Publié le 28 Novembre 2005
Un jour, le froid fut moins sec, le ciel devint gris, d'un certain gris, chargé, uniforme…
« Il va neiger », dit mon oncle…
__Oh ! Tonton, tu dis toujours ça !
__ Vous verrez bien ! »
Et vers treize heures, quand nous levâmes la tête, nous vîmes les premiers flocons, tels des grains de poivres.
Puis ils devinrent plus gros, plus épais, plus denses : nous ne voyions plus à quarante mètres. Nous levions le nez, ouvrions la bouche, tentant de les recevoir sur la langue.
Bientôt, on nous invitait à rentrer.
L’hiver, nous avions de grosses chaussettes, des souliers épais, un manteau ou un duffle-coat.
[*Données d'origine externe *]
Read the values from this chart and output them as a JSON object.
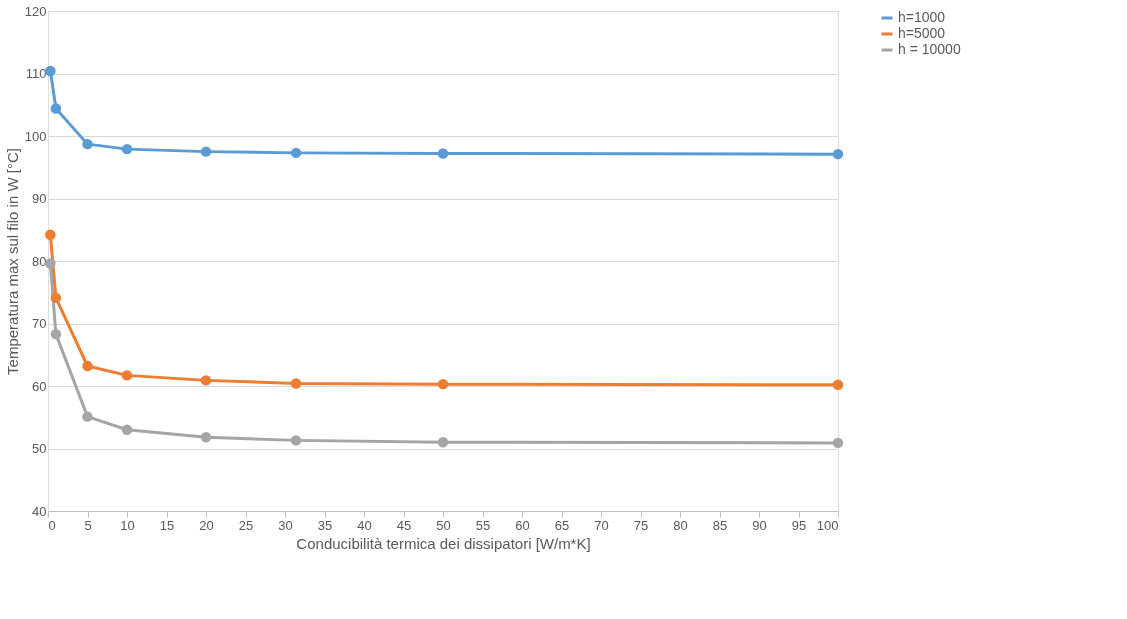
{
  "chart_data": {
    "type": "line",
    "xlabel": "Conducibilità termica dei dissipatori [W/m*K]",
    "ylabel": "Temperatura max sul filo in W [°C]",
    "x": [
      0.3,
      1,
      5,
      10,
      20,
      31.4,
      50,
      100
    ],
    "series": [
      {
        "name": "h=1000",
        "color": "#5b9bd5",
        "values": [
          110.4,
          104.4,
          98.7,
          97.9,
          97.5,
          97.3,
          97.2,
          97.1
        ]
      },
      {
        "name": "h=5000",
        "color": "#ed7d31",
        "values": [
          84.2,
          74.1,
          63.2,
          61.7,
          60.9,
          60.4,
          60.3,
          60.2
        ]
      },
      {
        "name": "h = 10000",
        "color": "#a5a5a5",
        "values": [
          79.6,
          68.3,
          55.1,
          53.0,
          51.8,
          51.3,
          51.0,
          50.9
        ]
      }
    ],
    "xlim": [
      0,
      100
    ],
    "xticks": [
      0,
      5,
      10,
      15,
      20,
      25,
      30,
      35,
      40,
      45,
      50,
      55,
      60,
      65,
      70,
      75,
      80,
      85,
      90,
      95,
      100
    ],
    "ylim": [
      40,
      120
    ],
    "yticks": [
      40,
      50,
      60,
      70,
      80,
      90,
      100,
      110,
      120
    ],
    "grid": "y",
    "legend": "right",
    "marker": "circle",
    "line_style": "solid"
  }
}
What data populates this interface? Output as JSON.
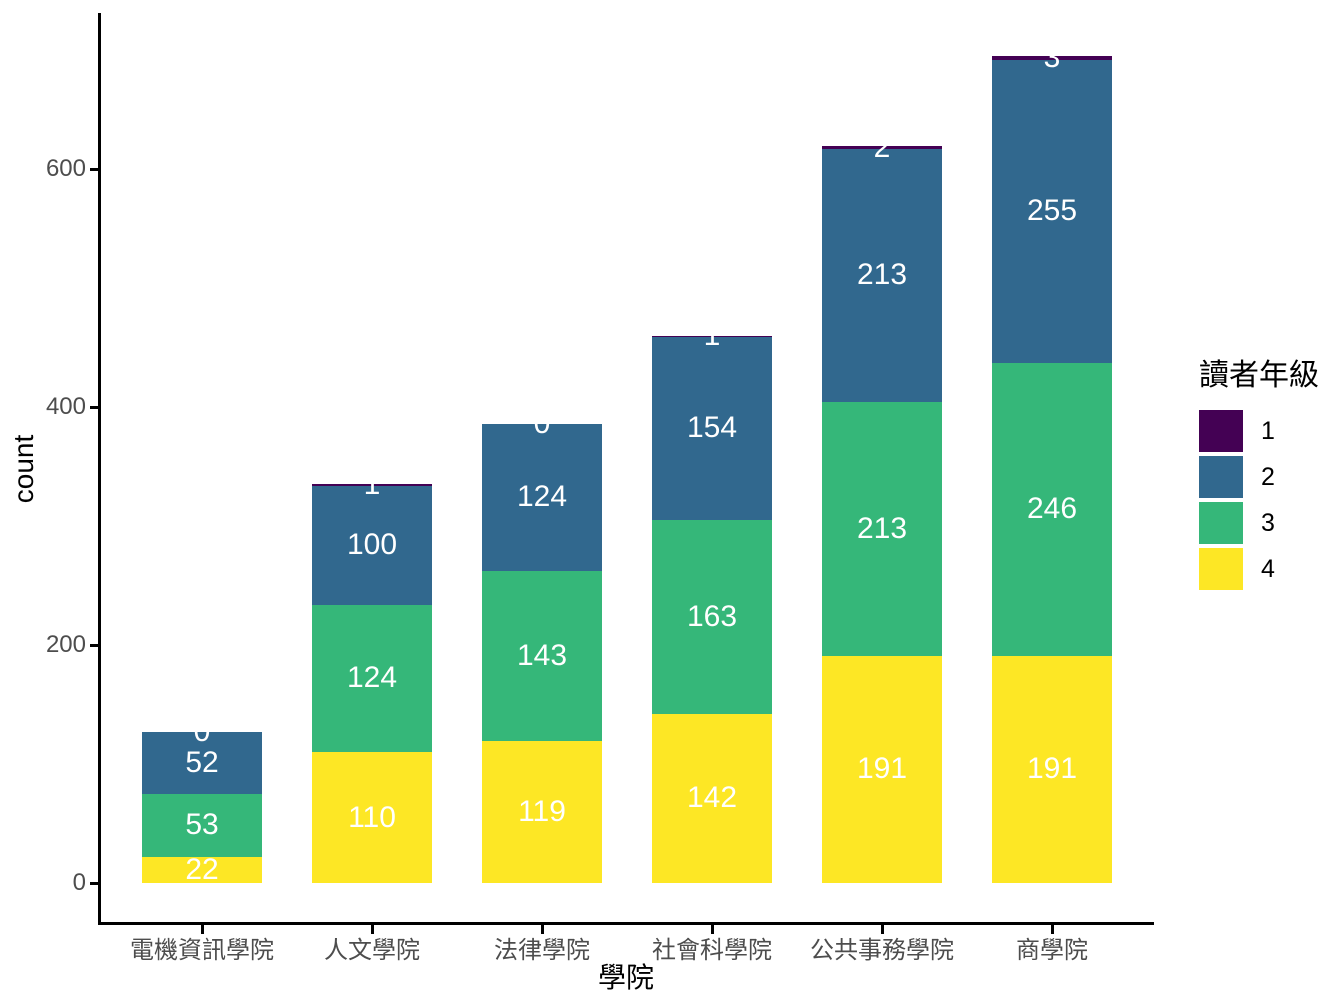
{
  "chart_data": {
    "type": "bar",
    "stacked": true,
    "title": "",
    "xlabel": "學院",
    "ylabel": "count",
    "categories": [
      "電機資訊學院",
      "人文學院",
      "法律學院",
      "社會科學院",
      "公共事務學院",
      "商學院"
    ],
    "series": [
      {
        "name": "1",
        "color": "#440154",
        "values": [
          0,
          1,
          0,
          1,
          2,
          3
        ]
      },
      {
        "name": "2",
        "color": "#31688E",
        "values": [
          52,
          100,
          124,
          154,
          213,
          255
        ]
      },
      {
        "name": "3",
        "color": "#35B779",
        "values": [
          53,
          124,
          143,
          163,
          213,
          246
        ]
      },
      {
        "name": "4",
        "color": "#FDE725",
        "values": [
          22,
          110,
          119,
          142,
          191,
          191
        ]
      }
    ],
    "yticks": [
      0,
      200,
      400,
      600
    ],
    "ylim": [
      0,
      731
    ],
    "grid": false,
    "legend": {
      "title": "讀者年級",
      "position": "right",
      "labels": [
        "1",
        "2",
        "3",
        "4"
      ]
    },
    "bar_label_color": "#FFFFFF",
    "axis_text_color": "#4D4D4D",
    "axis_line_color": "#000000"
  }
}
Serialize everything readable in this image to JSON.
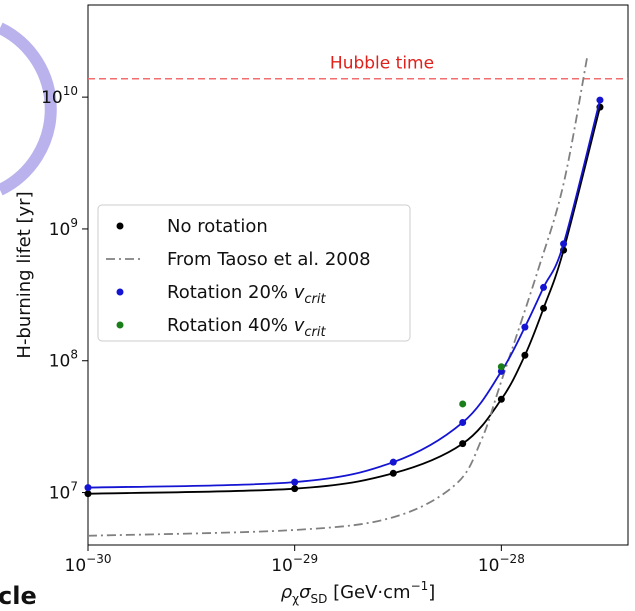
{
  "chart_data": {
    "type": "line",
    "x_label": [
      {
        "text": "ρ"
      },
      {
        "text": "χ",
        "sub": true
      },
      {
        "text": "σ"
      },
      {
        "text": "SD",
        "sub": true
      },
      {
        "text": " [GeV·cm"
      },
      {
        "text": "−1",
        "sup": true
      },
      {
        "text": "]"
      }
    ],
    "y_label": "H-burning lifet [yr]",
    "log_x": true,
    "log_y": true,
    "xlim": [
      1e-30,
      4.1e-28
    ],
    "ylim": [
      4000000,
      50000000000
    ],
    "xticks": [
      {
        "value": 1e-30,
        "label": "10",
        "exponent": "−30"
      },
      {
        "value": 1e-29,
        "label": "10",
        "exponent": "−29"
      },
      {
        "value": 1e-28,
        "label": "10",
        "exponent": "−28"
      }
    ],
    "yticks": [
      {
        "value": 10000000,
        "label": "10",
        "exponent": "7"
      },
      {
        "value": 100000000,
        "label": "10",
        "exponent": "8"
      },
      {
        "value": 1000000000,
        "label": "10",
        "exponent": "9"
      },
      {
        "value": 10000000000,
        "label": "10",
        "exponent": "10"
      }
    ],
    "hline": {
      "value": 13800000000,
      "label": "Hubble time",
      "color": "#f26d6d",
      "text_color": "#e0201b"
    },
    "legend": "center-left",
    "series": [
      {
        "name": "No rotation",
        "color": "#000000",
        "markers": true,
        "line": "solid",
        "x": [
          1e-30,
          1e-29,
          3e-29,
          6.5e-29,
          1e-28,
          1.3e-28,
          1.6e-28,
          2e-28,
          3e-28
        ],
        "values": [
          9800000,
          10700000,
          14000000,
          23500000,
          51000000,
          110000000,
          250000000,
          690000000,
          8400000000
        ]
      },
      {
        "name": "From Taoso et al. 2008",
        "color": "#808080",
        "markers": false,
        "line": "dashdot",
        "x": [
          1e-30,
          1e-29,
          3e-29,
          6e-29,
          8e-29,
          1e-28,
          1.5e-28,
          2e-28,
          2.6e-28
        ],
        "values": [
          4700000,
          5200000,
          6500000,
          11500000,
          25000000,
          70000000,
          480000000,
          2200000000,
          20000000000
        ]
      },
      {
        "name": "Rotation 20% ",
        "name_var": "v",
        "name_sub": "crit",
        "color": "#1414d2",
        "markers": true,
        "line": "solid",
        "x": [
          1e-30,
          1e-29,
          3e-29,
          6.5e-29,
          1e-28,
          1.3e-28,
          1.6e-28,
          2e-28,
          3e-28
        ],
        "values": [
          10900000,
          12000000,
          17000000,
          34000000,
          83000000,
          180000000,
          360000000,
          770000000,
          9500000000
        ]
      },
      {
        "name": "Rotation 40% ",
        "name_var": "v",
        "name_sub": "crit",
        "color": "#1a7f1a",
        "markers": true,
        "line": "none",
        "x": [
          6.5e-29,
          1e-28
        ],
        "values": [
          47000000,
          90000000
        ]
      }
    ]
  },
  "fragment_text": "cle"
}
Aux mains, des moufles de laine, qui étaient vite mouillées, car nous jouions avec la neige. Et une écharpe autour du cou.
Nous jouions dans la cours de la maison voisine, inhabitée en hiver, et dont l’oncle et la tante prenaient soin. C’est là que nous bâtissions des bonhommes de neiges, des forts, que nous roulions la neige pour en faire d’énormes boules.
Les moufles, elles nous gênaient, nous les retirions. Mais bien vite, c’était l’onglée, les mains gourdes que nous mettions dans les poches.
Le soir tombait vite, on nous appelait. Les vêtements séchaient sur des chaises, devant la cheminée.
Au-dessus de la table, la suspension éclairait faiblement. Au-dessus de l’évier, une autre lampe brûlait.
Nous aimions regarder le feu lécher les bûches qui parfois pleuraient, et les flammes bleues et roses, et les braises presque blanches…
Derrière les vitres, le noir était total, même la neige ne dispensait plus sa blancheur.
Après le repas, les parents, l’oncle, la tante parlaient : de l’oncle qui ferait les courses avec son vélomoteur, en essayant de ne pas glisser. Du voisin qui prendrait les adultes dans son auto pour aller à Granville faire les courses de Noël je jour suivant…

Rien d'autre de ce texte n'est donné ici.